Privacy for non-infected civilians and those diagnosed with the coronavirus will differ. Each country is going to approach standard privacy differently, too, with different laws and regulations in place. Privacy has been a concern long before the COVID-19 outbreak, but as the pandemic spreads and instills more fear, this matter becomes more complicated.
Here’s how privacy handling will differ for those who are not infected and those who are.
Fear is a common theme among those who have the virus and those who don’t. Though there have been pandemics before, COVID-19 appears to be unique in that it’s spreading rapidly and overwhelming health care systems and entire countries. As more nations start to mandate social distancing and lockdowns, privacy comes into question. This issue then propels even more fear.
The outbreak began in Wuhan, China. The Chinese government was quick to lockdown Wuhan and all 11 million of its residents. With a population of that magnitude, enforcing a lockdown would be inherently complicated.
The Chinese government started to use technology to keep everyone in their homes. And while these actions were in the interest of public health and safety, many believe they blur the lines between civil liberties and governmental control. Chinese officials used various apps like WeChat and Alipay, as well as license plates, to track people’s movements. They also started to implement facial recognition in cameras and drones.

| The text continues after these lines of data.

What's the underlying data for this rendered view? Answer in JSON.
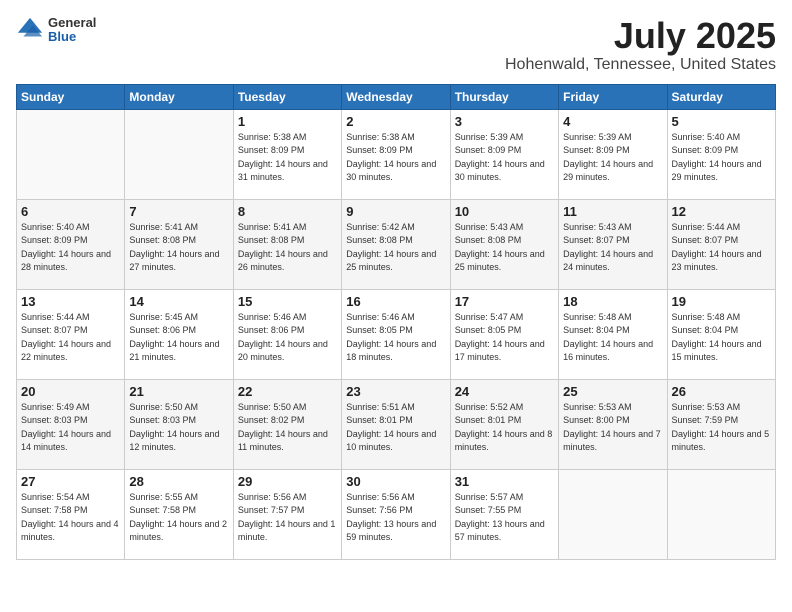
{
  "header": {
    "logo_general": "General",
    "logo_blue": "Blue",
    "month_year": "July 2025",
    "location": "Hohenwald, Tennessee, United States"
  },
  "days_of_week": [
    "Sunday",
    "Monday",
    "Tuesday",
    "Wednesday",
    "Thursday",
    "Friday",
    "Saturday"
  ],
  "weeks": [
    [
      {
        "day": "",
        "sunrise": "",
        "sunset": "",
        "daylight": ""
      },
      {
        "day": "",
        "sunrise": "",
        "sunset": "",
        "daylight": ""
      },
      {
        "day": "1",
        "sunrise": "Sunrise: 5:38 AM",
        "sunset": "Sunset: 8:09 PM",
        "daylight": "Daylight: 14 hours and 31 minutes."
      },
      {
        "day": "2",
        "sunrise": "Sunrise: 5:38 AM",
        "sunset": "Sunset: 8:09 PM",
        "daylight": "Daylight: 14 hours and 30 minutes."
      },
      {
        "day": "3",
        "sunrise": "Sunrise: 5:39 AM",
        "sunset": "Sunset: 8:09 PM",
        "daylight": "Daylight: 14 hours and 30 minutes."
      },
      {
        "day": "4",
        "sunrise": "Sunrise: 5:39 AM",
        "sunset": "Sunset: 8:09 PM",
        "daylight": "Daylight: 14 hours and 29 minutes."
      },
      {
        "day": "5",
        "sunrise": "Sunrise: 5:40 AM",
        "sunset": "Sunset: 8:09 PM",
        "daylight": "Daylight: 14 hours and 29 minutes."
      }
    ],
    [
      {
        "day": "6",
        "sunrise": "Sunrise: 5:40 AM",
        "sunset": "Sunset: 8:09 PM",
        "daylight": "Daylight: 14 hours and 28 minutes."
      },
      {
        "day": "7",
        "sunrise": "Sunrise: 5:41 AM",
        "sunset": "Sunset: 8:08 PM",
        "daylight": "Daylight: 14 hours and 27 minutes."
      },
      {
        "day": "8",
        "sunrise": "Sunrise: 5:41 AM",
        "sunset": "Sunset: 8:08 PM",
        "daylight": "Daylight: 14 hours and 26 minutes."
      },
      {
        "day": "9",
        "sunrise": "Sunrise: 5:42 AM",
        "sunset": "Sunset: 8:08 PM",
        "daylight": "Daylight: 14 hours and 25 minutes."
      },
      {
        "day": "10",
        "sunrise": "Sunrise: 5:43 AM",
        "sunset": "Sunset: 8:08 PM",
        "daylight": "Daylight: 14 hours and 25 minutes."
      },
      {
        "day": "11",
        "sunrise": "Sunrise: 5:43 AM",
        "sunset": "Sunset: 8:07 PM",
        "daylight": "Daylight: 14 hours and 24 minutes."
      },
      {
        "day": "12",
        "sunrise": "Sunrise: 5:44 AM",
        "sunset": "Sunset: 8:07 PM",
        "daylight": "Daylight: 14 hours and 23 minutes."
      }
    ],
    [
      {
        "day": "13",
        "sunrise": "Sunrise: 5:44 AM",
        "sunset": "Sunset: 8:07 PM",
        "daylight": "Daylight: 14 hours and 22 minutes."
      },
      {
        "day": "14",
        "sunrise": "Sunrise: 5:45 AM",
        "sunset": "Sunset: 8:06 PM",
        "daylight": "Daylight: 14 hours and 21 minutes."
      },
      {
        "day": "15",
        "sunrise": "Sunrise: 5:46 AM",
        "sunset": "Sunset: 8:06 PM",
        "daylight": "Daylight: 14 hours and 20 minutes."
      },
      {
        "day": "16",
        "sunrise": "Sunrise: 5:46 AM",
        "sunset": "Sunset: 8:05 PM",
        "daylight": "Daylight: 14 hours and 18 minutes."
      },
      {
        "day": "17",
        "sunrise": "Sunrise: 5:47 AM",
        "sunset": "Sunset: 8:05 PM",
        "daylight": "Daylight: 14 hours and 17 minutes."
      },
      {
        "day": "18",
        "sunrise": "Sunrise: 5:48 AM",
        "sunset": "Sunset: 8:04 PM",
        "daylight": "Daylight: 14 hours and 16 minutes."
      },
      {
        "day": "19",
        "sunrise": "Sunrise: 5:48 AM",
        "sunset": "Sunset: 8:04 PM",
        "daylight": "Daylight: 14 hours and 15 minutes."
      }
    ],
    [
      {
        "day": "20",
        "sunrise": "Sunrise: 5:49 AM",
        "sunset": "Sunset: 8:03 PM",
        "daylight": "Daylight: 14 hours and 14 minutes."
      },
      {
        "day": "21",
        "sunrise": "Sunrise: 5:50 AM",
        "sunset": "Sunset: 8:03 PM",
        "daylight": "Daylight: 14 hours and 12 minutes."
      },
      {
        "day": "22",
        "sunrise": "Sunrise: 5:50 AM",
        "sunset": "Sunset: 8:02 PM",
        "daylight": "Daylight: 14 hours and 11 minutes."
      },
      {
        "day": "23",
        "sunrise": "Sunrise: 5:51 AM",
        "sunset": "Sunset: 8:01 PM",
        "daylight": "Daylight: 14 hours and 10 minutes."
      },
      {
        "day": "24",
        "sunrise": "Sunrise: 5:52 AM",
        "sunset": "Sunset: 8:01 PM",
        "daylight": "Daylight: 14 hours and 8 minutes."
      },
      {
        "day": "25",
        "sunrise": "Sunrise: 5:53 AM",
        "sunset": "Sunset: 8:00 PM",
        "daylight": "Daylight: 14 hours and 7 minutes."
      },
      {
        "day": "26",
        "sunrise": "Sunrise: 5:53 AM",
        "sunset": "Sunset: 7:59 PM",
        "daylight": "Daylight: 14 hours and 5 minutes."
      }
    ],
    [
      {
        "day": "27",
        "sunrise": "Sunrise: 5:54 AM",
        "sunset": "Sunset: 7:58 PM",
        "daylight": "Daylight: 14 hours and 4 minutes."
      },
      {
        "day": "28",
        "sunrise": "Sunrise: 5:55 AM",
        "sunset": "Sunset: 7:58 PM",
        "daylight": "Daylight: 14 hours and 2 minutes."
      },
      {
        "day": "29",
        "sunrise": "Sunrise: 5:56 AM",
        "sunset": "Sunset: 7:57 PM",
        "daylight": "Daylight: 14 hours and 1 minute."
      },
      {
        "day": "30",
        "sunrise": "Sunrise: 5:56 AM",
        "sunset": "Sunset: 7:56 PM",
        "daylight": "Daylight: 13 hours and 59 minutes."
      },
      {
        "day": "31",
        "sunrise": "Sunrise: 5:57 AM",
        "sunset": "Sunset: 7:55 PM",
        "daylight": "Daylight: 13 hours and 57 minutes."
      },
      {
        "day": "",
        "sunrise": "",
        "sunset": "",
        "daylight": ""
      },
      {
        "day": "",
        "sunrise": "",
        "sunset": "",
        "daylight": ""
      }
    ]
  ]
}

As for the patients who had to quarantine but didn’t necessarily have the disease, officials gave them wristbands that could track their movements. Elsewhere, Russia also implemented facial recognition for tracking services.
These measures may be to keep everyone safe from transmitting the virus, but they call into question how much control governments should have over the public. Of course, the Chinese government is going to differ from many other countries — each having its own set of laws and regulations around privacy.

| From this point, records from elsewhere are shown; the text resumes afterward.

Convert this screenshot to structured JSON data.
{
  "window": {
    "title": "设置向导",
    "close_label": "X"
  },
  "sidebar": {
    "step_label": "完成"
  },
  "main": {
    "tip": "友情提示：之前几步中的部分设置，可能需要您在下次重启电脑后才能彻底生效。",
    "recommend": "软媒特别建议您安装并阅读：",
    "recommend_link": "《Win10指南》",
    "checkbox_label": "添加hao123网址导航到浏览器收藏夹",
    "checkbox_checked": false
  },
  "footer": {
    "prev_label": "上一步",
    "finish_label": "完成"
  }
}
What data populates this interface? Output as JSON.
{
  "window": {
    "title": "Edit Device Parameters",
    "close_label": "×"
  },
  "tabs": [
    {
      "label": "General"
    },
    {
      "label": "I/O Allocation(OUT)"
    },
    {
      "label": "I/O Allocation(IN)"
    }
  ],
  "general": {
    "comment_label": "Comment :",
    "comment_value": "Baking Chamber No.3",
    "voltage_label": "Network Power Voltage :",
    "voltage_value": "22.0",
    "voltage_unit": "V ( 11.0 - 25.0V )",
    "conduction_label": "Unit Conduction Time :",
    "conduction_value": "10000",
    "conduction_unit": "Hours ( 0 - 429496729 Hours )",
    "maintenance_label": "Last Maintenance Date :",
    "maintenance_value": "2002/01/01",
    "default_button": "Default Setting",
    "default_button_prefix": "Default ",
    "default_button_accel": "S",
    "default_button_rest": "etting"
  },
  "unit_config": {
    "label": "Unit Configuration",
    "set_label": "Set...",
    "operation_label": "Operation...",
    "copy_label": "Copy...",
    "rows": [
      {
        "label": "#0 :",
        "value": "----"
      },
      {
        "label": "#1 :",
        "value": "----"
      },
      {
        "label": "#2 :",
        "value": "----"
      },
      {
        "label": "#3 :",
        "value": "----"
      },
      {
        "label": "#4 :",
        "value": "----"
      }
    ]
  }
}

Fear of having the virus is already enough to deal with for infected patients. However, growing privacy concerns also affect those with the coronavirus. While the United States most likely isn’t going to venture into facial recognition technology for patient tracking, patient information is the biggest concern.
The balance of public health and safety with individual rights is a primary concern for health care providers and infected patients. While there are rules and regulations from HIPAA regarding COVID-19 — which prevent governments or health care facilities from revealing certain information — this pandemic puts pressure on those guidelines.

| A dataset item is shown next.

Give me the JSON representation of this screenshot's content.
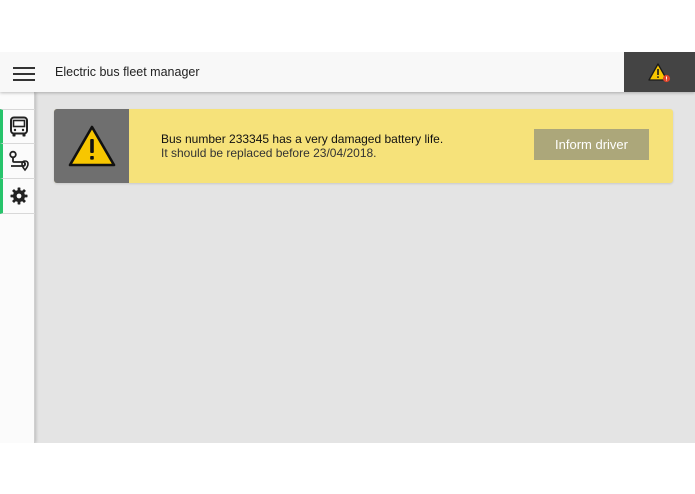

If patients’ names are exposed, this information will deter others from seeking treatment at the facilities where they’re staying. This event would lead to a rapid spread of the disease for those who reject treatment. While exposing names seems unlikely, other information may come into question. County, town and age are all factors that the public might expect to hear.
The privacy problem gets more complicated, though, as it depends on each state within the U.S. Each state government has different laws. New Jersey may provide patients’ county and age, but Pennsylvania might only offer which counties patients are in and how the virus was transmitted.
Revealing identifiers like names or racial backgrounds could propel stigmatization. And since anti-Asian racism has increased due to the origin of the virus, certain information must remain confidential to reduce stigma and racial violence.
Since the virus has exponentially increased in the U.S., some experts believe state governments and the general public will no longer put as much pressure on health care providers to reveal names. Instead, the focus will shift to looking for answers because of the mass increases in daily cases.
How to Stay Safe
Fear and uncertainty are driving factors during this pandemic. People want to know how the coronavirus is spreading, how they might get it and when it will end. Unfortunately, health experts and government officials don’t have a clear idea about where things will go from here. The most common answer you’ll hear is, “It depends.”
It does depend on many factors — social distancing, government aid and public cooperation. The idea of social distancing or self-quarantining can be scary. But you can think of it as an extended business trip, as in staying where you are and not traveling for a prolonged period. With no movement, you won’t have to worry about any privacy issues that come with or without the virus.
The key way you can stay safe and help slow the spread is to stay home. This is going to be a difficult time, but public cooperation will help flatten the curve.